French Catholic elementary school:
- École élémentaire catholique L'ENVOL

==Media==
Trenton is the official community of licence for one radio station, CJTN-FM, although the station broadcasts from studios in Belleville. The city has its own edition of the regional community newspaper EMC, Osprey Media publishes the community newspaper The Trentonian, and CFB Trenton has its own Canadian Forces newspaper, the Contact.

==Emergency services==
Hastings-Quinte EMS paramedics operate from a station in Trenton.

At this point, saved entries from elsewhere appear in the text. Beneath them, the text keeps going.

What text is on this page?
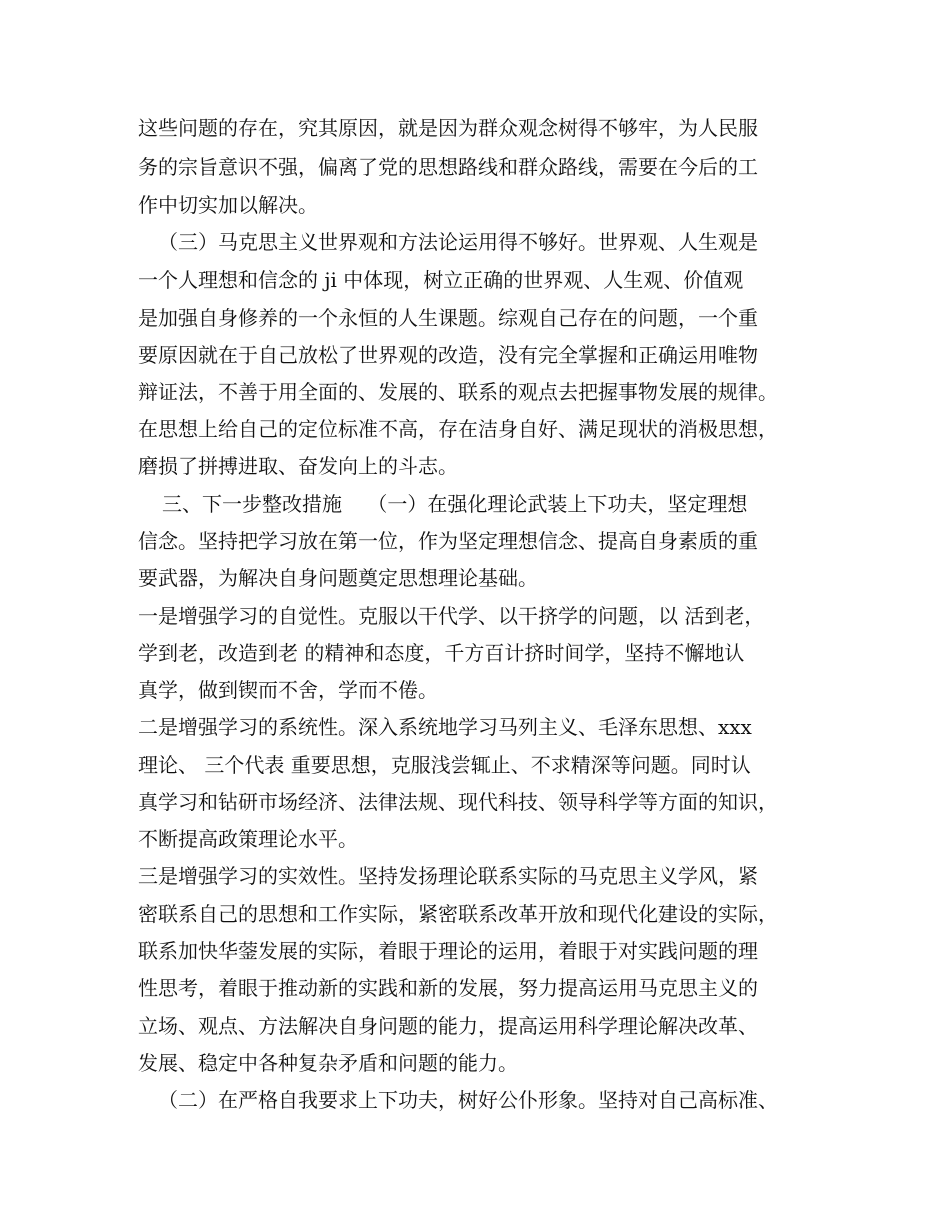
这些问题的存在，究其原因，就是因为群众观念树得不够牢，为人民服
务的宗旨意识不强，偏离了党的思想路线和群众路线，需要在今后的工
作中切实加以解决。
（三）马克思主义世界观和方法论运用得不够好。世界观、人生观是
一个人理想和信念的 ji 中体现，树立正确的世界观、人生观、价值观
是加强自身修养的一个永恒的人生课题。综观自己存在的问题，一个重
要原因就在于自己放松了世界观的改造，没有完全掌握和正确运用唯物
辩证法，不善于用全面的、发展的、联系的观点去把握事物发展的规律。
在思想上给自己的定位标准不高，存在洁身自好、满足现状的消极思想，
磨损了拼搏进取、奋发向上的斗志。
三、下一步整改措施    （一）在强化理论武装上下功夫，坚定理想
信念。坚持把学习放在第一位，作为坚定理想信念、提高自身素质的重
要武器，为解决自身问题奠定思想理论基础。
一是增强学习的自觉性。克服以干代学、以干挤学的问题，以 活到老，
学到老，改造到老 的精神和态度，千方百计挤时间学，坚持不懈地认
真学，做到锲而不舍，学而不倦。
二是增强学习的系统性。深入系统地学习马列主义、毛泽东思想、xxx
理论、 三个代表 重要思想，克服浅尝辄止、不求精深等问题。同时认
真学习和钻研市场经济、法律法规、现代科技、领导科学等方面的知识，
不断提高政策理论水平。
三是增强学习的实效性。坚持发扬理论联系实际的马克思主义学风，紧
密联系自己的思想和工作实际，紧密联系改革开放和现代化建设的实际，
联系加快华蓥发展的实际，着眼于理论的运用，着眼于对实践问题的理
性思考，着眼于推动新的实践和新的发展，努力提高运用马克思主义的
立场、观点、方法解决自身问题的能力，提高运用科学理论解决改革、
发展、稳定中各种复杂矛盾和问题的能力。
（二）在严格自我要求上下功夫，树好公仆形象。坚持对自己高标准、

Quinte West Fire Rescue provides fire and rescue services from seven stations located throughout the municipality. The Trenton fire station is staffed by a combination of full-time and volunteer / paid-on-call firefighters, while the remaining six stations are fully volunteer. Police services are provided by the Ontario Provincial Police under contract. The OPP operates a detachment in Trenton.